In a deal that would give a firmer foothold in luxury fashion to Michael Kors Holdings, the company, which is already the owner of Jimmy Choo, is said to be finalizing a deal to acquire Gianni Versace SpA that would value the company based in Italy, at over $2.35 billion.
According to those close to the negotiations, both parties could announce this deal as soon as this week.
For Kors, who is best known for affordable luxury handbags and appearances he makes on Project Runway the popular design competition show, the buyout would be a big step in building a bigger and more efficient holding company that would become a rival of LVMH the heavyweight conglomerate in France that owns Fendi, Givenchy and Louis Vuitton and Kering, the owner of Balenciage, Gucci and Saint Laurent.
While a similar conglomerate in the U.S. does not compare in terms of resources or scale, this could become the start of a new power-play entity in the U.S.
Tapestry, the owner of Coach, has adopted somewhat of a similar type model after acquiring Stuart Weitzman and Kate Spade.
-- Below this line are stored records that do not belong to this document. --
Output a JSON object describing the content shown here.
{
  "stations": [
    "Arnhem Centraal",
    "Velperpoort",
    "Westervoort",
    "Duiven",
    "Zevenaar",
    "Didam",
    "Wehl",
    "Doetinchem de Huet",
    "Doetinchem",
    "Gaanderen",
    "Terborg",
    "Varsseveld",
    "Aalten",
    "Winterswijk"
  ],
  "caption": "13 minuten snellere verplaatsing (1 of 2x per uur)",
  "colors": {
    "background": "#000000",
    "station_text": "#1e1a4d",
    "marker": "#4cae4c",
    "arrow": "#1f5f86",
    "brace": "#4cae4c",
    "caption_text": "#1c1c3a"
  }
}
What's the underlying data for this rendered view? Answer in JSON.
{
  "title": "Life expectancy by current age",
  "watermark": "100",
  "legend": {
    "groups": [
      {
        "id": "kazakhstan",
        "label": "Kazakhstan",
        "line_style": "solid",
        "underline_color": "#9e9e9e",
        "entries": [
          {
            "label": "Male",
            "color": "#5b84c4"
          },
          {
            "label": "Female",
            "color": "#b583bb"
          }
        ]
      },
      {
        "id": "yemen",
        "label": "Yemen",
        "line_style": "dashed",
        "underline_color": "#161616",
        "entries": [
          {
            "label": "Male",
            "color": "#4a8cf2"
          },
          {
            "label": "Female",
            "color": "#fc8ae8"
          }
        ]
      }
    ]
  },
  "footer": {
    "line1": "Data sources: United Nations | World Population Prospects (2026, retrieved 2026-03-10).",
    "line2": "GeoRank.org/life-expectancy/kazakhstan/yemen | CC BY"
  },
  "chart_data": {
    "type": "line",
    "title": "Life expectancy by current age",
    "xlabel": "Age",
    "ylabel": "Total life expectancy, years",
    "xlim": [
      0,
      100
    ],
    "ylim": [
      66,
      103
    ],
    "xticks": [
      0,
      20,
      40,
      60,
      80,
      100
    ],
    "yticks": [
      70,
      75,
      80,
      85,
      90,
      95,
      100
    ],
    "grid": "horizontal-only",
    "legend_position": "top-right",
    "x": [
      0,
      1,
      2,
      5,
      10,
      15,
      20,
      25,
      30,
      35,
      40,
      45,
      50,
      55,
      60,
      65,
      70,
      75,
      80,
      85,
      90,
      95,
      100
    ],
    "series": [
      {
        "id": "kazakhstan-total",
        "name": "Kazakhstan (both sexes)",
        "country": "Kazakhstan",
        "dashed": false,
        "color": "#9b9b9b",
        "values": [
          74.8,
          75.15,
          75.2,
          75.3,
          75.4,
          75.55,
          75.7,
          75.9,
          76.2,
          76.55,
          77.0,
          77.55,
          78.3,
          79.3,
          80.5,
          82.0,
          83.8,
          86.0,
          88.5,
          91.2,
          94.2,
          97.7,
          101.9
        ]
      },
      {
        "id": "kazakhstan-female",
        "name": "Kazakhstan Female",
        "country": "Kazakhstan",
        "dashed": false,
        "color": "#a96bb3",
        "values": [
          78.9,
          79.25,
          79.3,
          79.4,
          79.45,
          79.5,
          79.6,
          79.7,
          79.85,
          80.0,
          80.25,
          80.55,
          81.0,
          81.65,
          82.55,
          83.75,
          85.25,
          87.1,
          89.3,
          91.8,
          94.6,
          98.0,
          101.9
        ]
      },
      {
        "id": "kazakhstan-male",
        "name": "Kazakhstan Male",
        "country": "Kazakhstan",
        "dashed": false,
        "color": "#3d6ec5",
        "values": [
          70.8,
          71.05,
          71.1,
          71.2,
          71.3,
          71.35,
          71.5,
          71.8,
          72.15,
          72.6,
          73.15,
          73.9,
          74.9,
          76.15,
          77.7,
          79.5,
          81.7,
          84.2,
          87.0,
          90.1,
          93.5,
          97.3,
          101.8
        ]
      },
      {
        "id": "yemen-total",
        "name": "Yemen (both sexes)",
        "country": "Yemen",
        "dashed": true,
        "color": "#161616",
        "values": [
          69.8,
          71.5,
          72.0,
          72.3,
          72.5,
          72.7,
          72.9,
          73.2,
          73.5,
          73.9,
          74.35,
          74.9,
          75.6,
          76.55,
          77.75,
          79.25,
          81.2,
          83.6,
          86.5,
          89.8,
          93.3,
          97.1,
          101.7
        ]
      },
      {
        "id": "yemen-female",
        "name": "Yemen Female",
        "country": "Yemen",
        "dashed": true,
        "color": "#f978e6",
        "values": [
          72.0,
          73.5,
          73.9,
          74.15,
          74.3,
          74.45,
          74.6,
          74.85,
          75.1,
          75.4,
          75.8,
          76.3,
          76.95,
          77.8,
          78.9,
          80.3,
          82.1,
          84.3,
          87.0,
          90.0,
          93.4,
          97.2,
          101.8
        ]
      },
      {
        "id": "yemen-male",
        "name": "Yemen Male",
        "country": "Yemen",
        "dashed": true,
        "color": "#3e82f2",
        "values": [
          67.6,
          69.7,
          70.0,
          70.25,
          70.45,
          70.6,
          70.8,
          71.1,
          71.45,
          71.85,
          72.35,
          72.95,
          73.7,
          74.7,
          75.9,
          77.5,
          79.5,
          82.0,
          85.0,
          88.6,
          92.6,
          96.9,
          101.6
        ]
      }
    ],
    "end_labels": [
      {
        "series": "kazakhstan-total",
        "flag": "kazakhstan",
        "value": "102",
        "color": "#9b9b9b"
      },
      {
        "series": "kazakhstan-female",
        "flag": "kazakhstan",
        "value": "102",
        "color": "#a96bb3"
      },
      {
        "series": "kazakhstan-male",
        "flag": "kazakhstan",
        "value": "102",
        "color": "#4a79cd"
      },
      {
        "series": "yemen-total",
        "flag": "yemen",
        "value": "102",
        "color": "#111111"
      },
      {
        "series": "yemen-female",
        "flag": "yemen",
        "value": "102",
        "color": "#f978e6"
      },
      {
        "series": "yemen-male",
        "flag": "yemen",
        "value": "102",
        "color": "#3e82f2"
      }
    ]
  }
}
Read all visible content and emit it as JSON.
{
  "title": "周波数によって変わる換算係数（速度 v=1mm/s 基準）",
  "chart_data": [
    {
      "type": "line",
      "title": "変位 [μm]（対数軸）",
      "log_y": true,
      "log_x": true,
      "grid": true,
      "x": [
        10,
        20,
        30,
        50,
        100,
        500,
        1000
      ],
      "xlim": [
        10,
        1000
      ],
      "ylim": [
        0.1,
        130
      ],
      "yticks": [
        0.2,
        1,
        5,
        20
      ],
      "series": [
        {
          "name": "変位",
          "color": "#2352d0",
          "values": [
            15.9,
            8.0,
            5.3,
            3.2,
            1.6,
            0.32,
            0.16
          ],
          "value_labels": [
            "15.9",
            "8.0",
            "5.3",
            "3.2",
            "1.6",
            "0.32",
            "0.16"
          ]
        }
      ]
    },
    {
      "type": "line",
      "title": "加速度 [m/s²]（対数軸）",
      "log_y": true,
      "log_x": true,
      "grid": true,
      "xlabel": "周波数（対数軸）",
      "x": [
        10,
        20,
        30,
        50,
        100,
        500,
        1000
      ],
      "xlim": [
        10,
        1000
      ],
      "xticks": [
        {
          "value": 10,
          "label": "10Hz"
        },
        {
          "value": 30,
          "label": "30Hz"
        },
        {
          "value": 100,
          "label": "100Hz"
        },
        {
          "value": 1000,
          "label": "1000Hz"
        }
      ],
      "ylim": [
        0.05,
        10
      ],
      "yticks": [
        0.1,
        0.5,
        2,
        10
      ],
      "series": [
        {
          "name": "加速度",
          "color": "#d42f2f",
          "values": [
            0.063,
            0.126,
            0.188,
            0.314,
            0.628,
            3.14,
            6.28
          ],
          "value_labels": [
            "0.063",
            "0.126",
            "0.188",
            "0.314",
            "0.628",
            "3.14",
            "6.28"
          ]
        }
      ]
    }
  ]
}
The Versace family has been majority owners of the company since the start of the business, with Blackstone Group, a private equity company, having a stake of 20%. For the popular Italian brand, the last 12 months have been momentous beginning with the tribute collection of Donatella Versace the creative director last September at Milan Fashion Week. The tribute was an ode to late brother Gianni, who designed all the collections prior to his 1997 death, after which control of the business was assumed by Donatella.
Since that time, a TV show about the murder of Gianni aired and won an Emmy, a collaboration was unveiled involving Kith, and Donatella was the Met Gala co-host, and received an honor from the CFDA.
In addition, the company implemented a new no-fur policy this year. Michael Kors announced in 2017 it also was going fur-free, which makes the acquisition of Versace more in line with the values of the company.
Michael Kors brand has suffered sales losses of recent and has attempted to offset them with the improvement of product quality and reducing the number of discounts.
Selling at mass market discount stores and off-price retailers lowered the image of the brand to customers, which is something the Coach brand struggled with as well, but is attempting to rebound from.